Albany College
The Oregon Legislature chartered the Albany Collegiate Institute in February
1867 and Albany residents raised $8,000 in cash and promissory notes to
erect a building for the school on land donated by Thomas and Walter Monteith.
Rev. William Monteith became the first president of Albany College and
86 students enrolled in 1869. Four women comprised the first graduating
class in 1873.
In 1905, the college purchased 46 acres on the edge of town for a new campus. Beset by the Great Depression, in 1934 the trustees authorized class offerings in the Portland area. The last class graduated from the Albany campus in 1938. The campus was sold to the U.S. Bureau of Mines.
In 1941, Albany College became Lewis & Clark College and moved to the campus on Southwest Palatine Road, Portland. Northwestern School of Law merged with Lewis & Clark in 1965.
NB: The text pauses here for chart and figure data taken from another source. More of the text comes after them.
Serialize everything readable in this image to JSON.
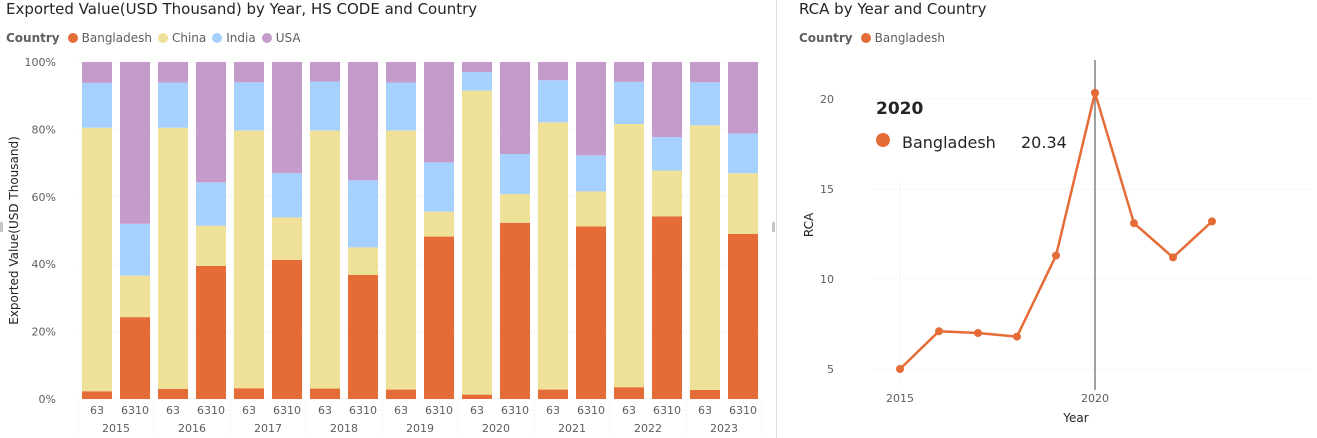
{
  "left_chart": {
    "title": "Exported Value(USD Thousand) by Year, HS CODE and Country",
    "legend_title": "Country",
    "colors": {
      "Bangladesh": "#e66c37",
      "China": "#f0e199",
      "India": "#a6d1ff",
      "USA": "#c49bcb"
    },
    "y_ticks": [
      "100%",
      "80%",
      "60%",
      "40%",
      "20%",
      "0%"
    ]
  },
  "right_chart": {
    "title": "RCA by Year and Country",
    "legend_title": "Country",
    "tooltip": {
      "year": "2020",
      "series": "Bangladesh",
      "value": "20.34"
    }
  },
  "chart_data": [
    {
      "type": "bar",
      "stacked": "100%",
      "title": "Exported Value(USD Thousand) by Year, HS CODE and Country",
      "xlabel": "",
      "ylabel": "Exported Value(USD Thousand)",
      "ylim": [
        0,
        100
      ],
      "legend": "top-left",
      "categories": [
        {
          "hs": "63",
          "year": "2015"
        },
        {
          "hs": "6310",
          "year": "2015"
        },
        {
          "hs": "63",
          "year": "2016"
        },
        {
          "hs": "6310",
          "year": "2016"
        },
        {
          "hs": "63",
          "year": "2017"
        },
        {
          "hs": "6310",
          "year": "2017"
        },
        {
          "hs": "63",
          "year": "2018"
        },
        {
          "hs": "6310",
          "year": "2018"
        },
        {
          "hs": "63",
          "year": "2019"
        },
        {
          "hs": "6310",
          "year": "2019"
        },
        {
          "hs": "63",
          "year": "2020"
        },
        {
          "hs": "6310",
          "year": "2020"
        },
        {
          "hs": "63",
          "year": "2021"
        },
        {
          "hs": "6310",
          "year": "2021"
        },
        {
          "hs": "63",
          "year": "2022"
        },
        {
          "hs": "6310",
          "year": "2022"
        },
        {
          "hs": "63",
          "year": "2023"
        },
        {
          "hs": "6310",
          "year": "2023"
        }
      ],
      "years": [
        "2015",
        "2016",
        "2017",
        "2018",
        "2019",
        "2020",
        "2021",
        "2022",
        "2023"
      ],
      "series": [
        {
          "name": "Bangladesh",
          "values": [
            2.3,
            24.3,
            3.0,
            39.5,
            3.2,
            41.3,
            3.1,
            36.8,
            2.8,
            48.2,
            1.3,
            52.3,
            2.8,
            51.2,
            3.5,
            54.2,
            2.7,
            49.0
          ]
        },
        {
          "name": "China",
          "values": [
            78.2,
            12.3,
            77.5,
            11.9,
            76.5,
            12.6,
            76.6,
            8.2,
            76.9,
            7.4,
            90.2,
            8.5,
            79.3,
            10.4,
            78.1,
            13.6,
            78.5,
            18.0
          ]
        },
        {
          "name": "India",
          "values": [
            13.3,
            15.4,
            13.4,
            12.9,
            14.3,
            13.1,
            14.5,
            19.9,
            14.2,
            14.6,
            5.5,
            11.9,
            12.5,
            10.7,
            12.5,
            9.9,
            12.8,
            11.8
          ]
        },
        {
          "name": "USA",
          "values": [
            6.2,
            48.0,
            6.1,
            35.7,
            6.0,
            33.0,
            5.8,
            35.1,
            6.1,
            29.8,
            3.0,
            27.3,
            5.4,
            27.7,
            5.9,
            22.3,
            6.0,
            21.2
          ]
        }
      ]
    },
    {
      "type": "line",
      "title": "RCA by Year and Country",
      "xlabel": "Year",
      "ylabel": "RCA",
      "x_ticks": [
        "2015",
        "2020"
      ],
      "y_ticks": [
        "5",
        "10",
        "15",
        "20"
      ],
      "xlim": [
        2015,
        2023
      ],
      "ylim": [
        3.8,
        21.7
      ],
      "legend": "top-left",
      "series": [
        {
          "name": "Bangladesh",
          "x": [
            2015,
            2016,
            2017,
            2018,
            2019,
            2020,
            2021,
            2022,
            2023
          ],
          "values": [
            5.0,
            7.1,
            7.0,
            6.8,
            11.3,
            20.34,
            13.1,
            11.2,
            13.2
          ]
        }
      ]
    }
  ]
}
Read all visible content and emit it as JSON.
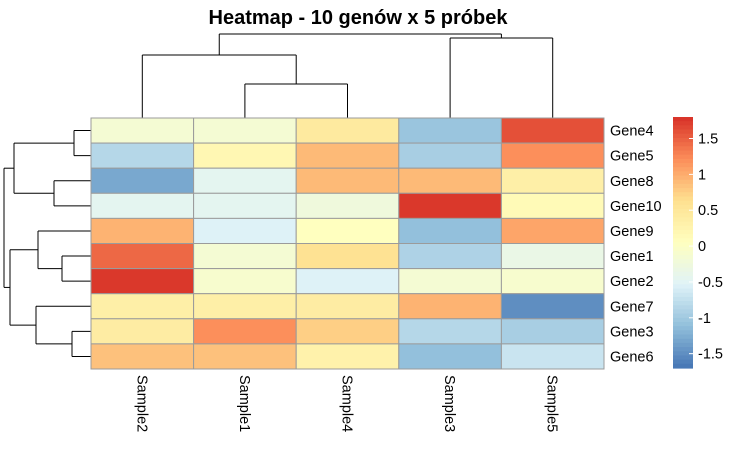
{
  "chart_data": {
    "type": "heatmap",
    "title": "Heatmap - 10 genów x 5 próbek",
    "columns": [
      "Sample2",
      "Sample1",
      "Sample4",
      "Sample3",
      "Sample5"
    ],
    "rows": [
      "Gene4",
      "Gene5",
      "Gene8",
      "Gene10",
      "Gene9",
      "Gene1",
      "Gene2",
      "Gene7",
      "Gene3",
      "Gene6"
    ],
    "values": [
      [
        -0.15,
        -0.15,
        0.45,
        -1.05,
        1.6
      ],
      [
        -0.85,
        0.2,
        0.9,
        -0.95,
        1.2
      ],
      [
        -1.3,
        -0.45,
        0.9,
        0.9,
        0.35
      ],
      [
        -0.45,
        -0.45,
        -0.25,
        1.75,
        0.15
      ],
      [
        0.95,
        -0.55,
        0.05,
        -1.1,
        1.05
      ],
      [
        1.45,
        -0.15,
        0.6,
        -0.9,
        -0.35
      ],
      [
        1.75,
        -0.1,
        -0.55,
        -0.15,
        -0.1
      ],
      [
        0.35,
        0.35,
        0.4,
        0.95,
        -1.5
      ],
      [
        0.4,
        1.2,
        0.75,
        -0.85,
        -0.95
      ],
      [
        0.85,
        0.85,
        0.3,
        -1.1,
        -0.7
      ]
    ],
    "colorbar": {
      "ticks": [
        1.5,
        1,
        0.5,
        0,
        -0.5,
        -1,
        -1.5
      ],
      "tick_labels": [
        "1.5",
        "1",
        "0.5",
        "0",
        "-0.5",
        "-1",
        "-1.5"
      ],
      "range": [
        -1.7,
        1.8
      ],
      "palette": [
        "#4575b4",
        "#91bfdb",
        "#e0f3f8",
        "#ffffbf",
        "#fee090",
        "#fc8d59",
        "#d73027"
      ]
    },
    "grid": true,
    "legend": "right",
    "row_dendrogram": true,
    "column_dendrogram": true
  }
}
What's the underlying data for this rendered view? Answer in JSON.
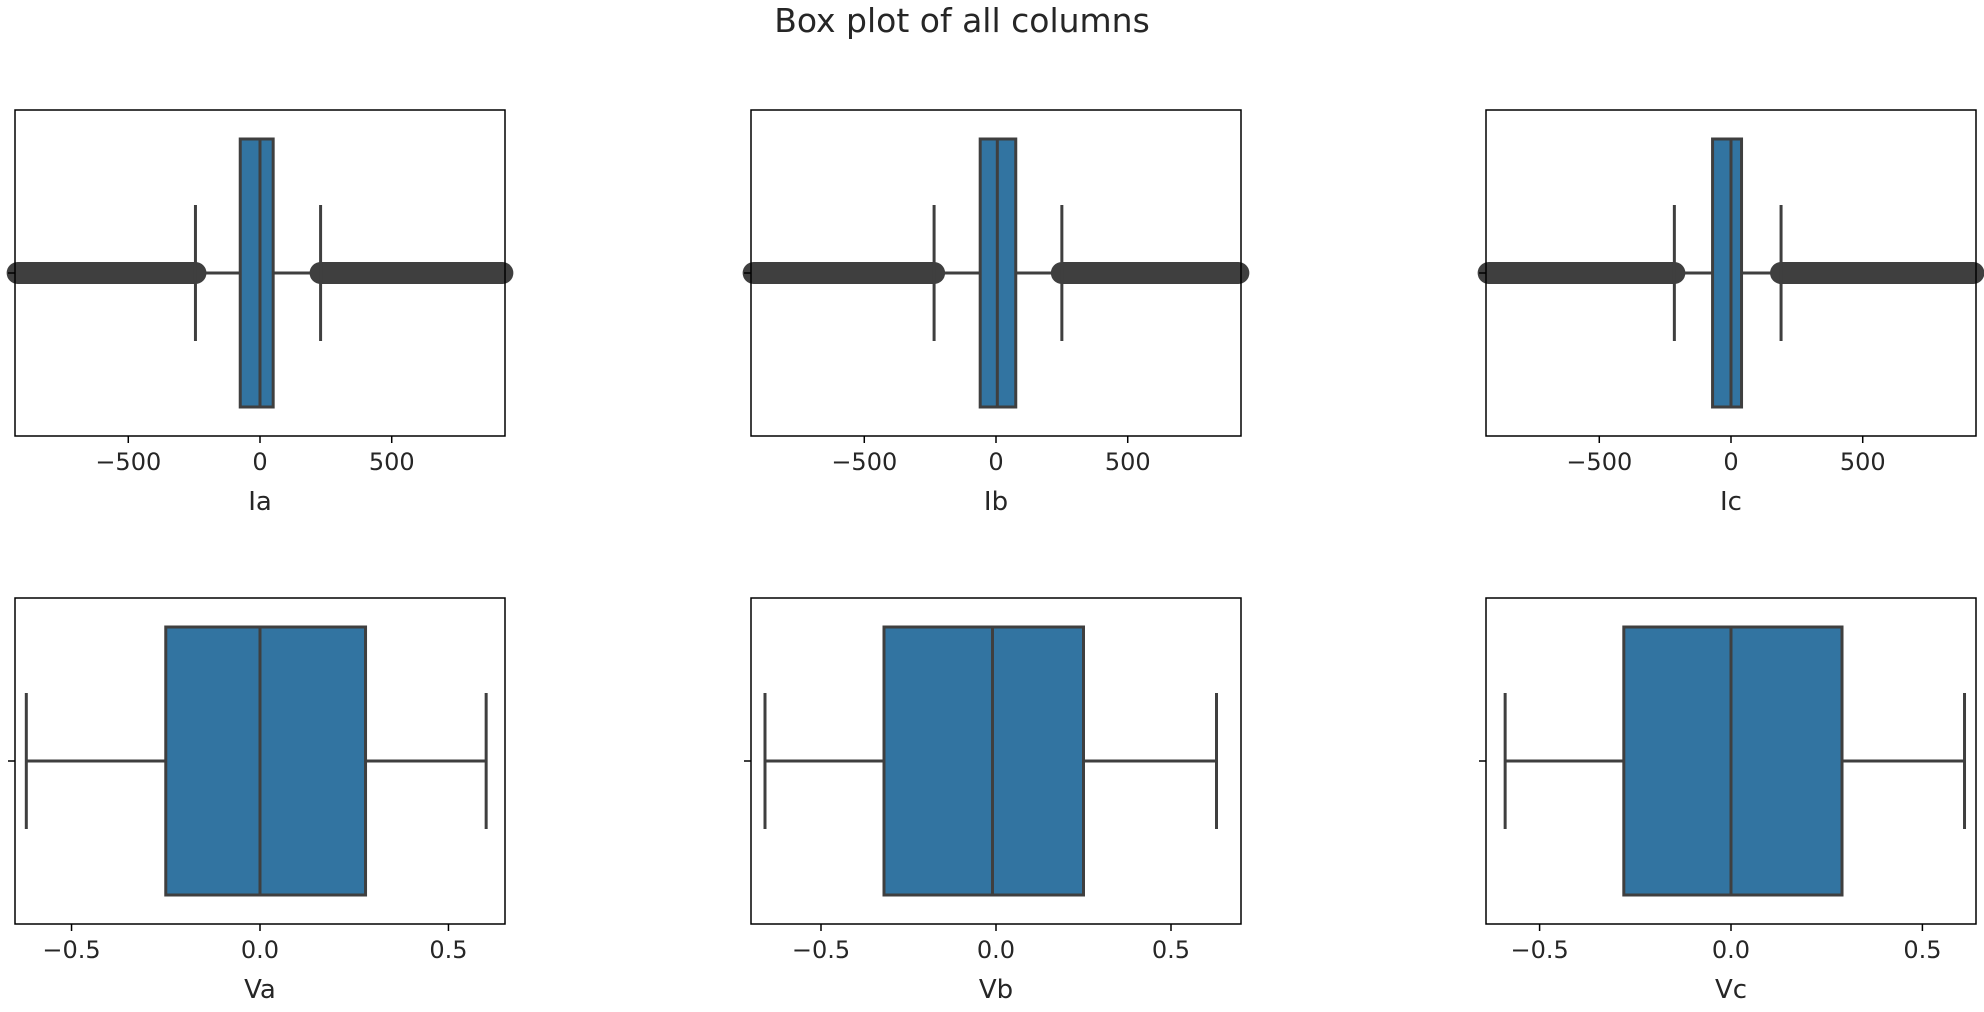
{
  "figure": {
    "title": "Box plot of all columns"
  },
  "chart_data": [
    {
      "type": "box",
      "xlabel": "Ia",
      "xlim": [
        -930,
        930
      ],
      "xticks": [
        -500,
        0,
        500
      ],
      "xtick_labels": [
        "−500",
        "0",
        "500"
      ],
      "box_color": "#3274a1",
      "line_color": "#3f3f3f",
      "stats": {
        "whisker_low": -245,
        "q1": -75,
        "median": 0,
        "q3": 50,
        "whisker_high": 230
      },
      "outliers": [
        [
          -920,
          -245
        ],
        [
          230,
          920
        ]
      ]
    },
    {
      "type": "box",
      "xlabel": "Ib",
      "xlim": [
        -930,
        930
      ],
      "xticks": [
        -500,
        0,
        500
      ],
      "xtick_labels": [
        "−500",
        "0",
        "500"
      ],
      "box_color": "#3274a1",
      "line_color": "#3f3f3f",
      "stats": {
        "whisker_low": -235,
        "q1": -60,
        "median": 5,
        "q3": 75,
        "whisker_high": 250
      },
      "outliers": [
        [
          -920,
          -235
        ],
        [
          250,
          920
        ]
      ]
    },
    {
      "type": "box",
      "xlabel": "Ic",
      "xlim": [
        -930,
        930
      ],
      "xticks": [
        -500,
        0,
        500
      ],
      "xtick_labels": [
        "−500",
        "0",
        "500"
      ],
      "box_color": "#3274a1",
      "line_color": "#3f3f3f",
      "stats": {
        "whisker_low": -215,
        "q1": -70,
        "median": 0,
        "q3": 40,
        "whisker_high": 190
      },
      "outliers": [
        [
          -920,
          -215
        ],
        [
          190,
          920
        ]
      ]
    },
    {
      "type": "box",
      "xlabel": "Va",
      "xlim": [
        -0.65,
        0.65
      ],
      "xticks": [
        -0.5,
        0,
        0.5
      ],
      "xtick_labels": [
        "−0.5",
        "0.0",
        "0.5"
      ],
      "box_color": "#3274a1",
      "line_color": "#3f3f3f",
      "stats": {
        "whisker_low": -0.62,
        "q1": -0.25,
        "median": 0.0,
        "q3": 0.28,
        "whisker_high": 0.6
      },
      "outliers": []
    },
    {
      "type": "box",
      "xlabel": "Vb",
      "xlim": [
        -0.7,
        0.7
      ],
      "xticks": [
        -0.5,
        0,
        0.5
      ],
      "xtick_labels": [
        "−0.5",
        "0.0",
        "0.5"
      ],
      "box_color": "#3274a1",
      "line_color": "#3f3f3f",
      "stats": {
        "whisker_low": -0.66,
        "q1": -0.32,
        "median": -0.01,
        "q3": 0.25,
        "whisker_high": 0.63
      },
      "outliers": []
    },
    {
      "type": "box",
      "xlabel": "Vc",
      "xlim": [
        -0.64,
        0.64
      ],
      "xticks": [
        -0.5,
        0,
        0.5
      ],
      "xtick_labels": [
        "−0.5",
        "0.0",
        "0.5"
      ],
      "box_color": "#3274a1",
      "line_color": "#3f3f3f",
      "stats": {
        "whisker_low": -0.59,
        "q1": -0.28,
        "median": 0.0,
        "q3": 0.29,
        "whisker_high": 0.61
      },
      "outliers": []
    }
  ]
}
Today, Lewis & Clark College is the state's largest private college
with 1,600 undergraduates and over 1,100 graduate students in law, education,
counseling psychology, and other programs. The college draws students
from every state in the U.S. and many foreign countries.
The college affirms
its history and its presence in Albany. Albany Hall, a quadrangle of buildings
on the campus, speaks to that heritage. The college also has the original
foundation cornerstone of the Albany Collegiate Institute, the brass keys
to the building's doors, the original cash box, and many other historical
objects, documents, and photographs related to its origins in Albany.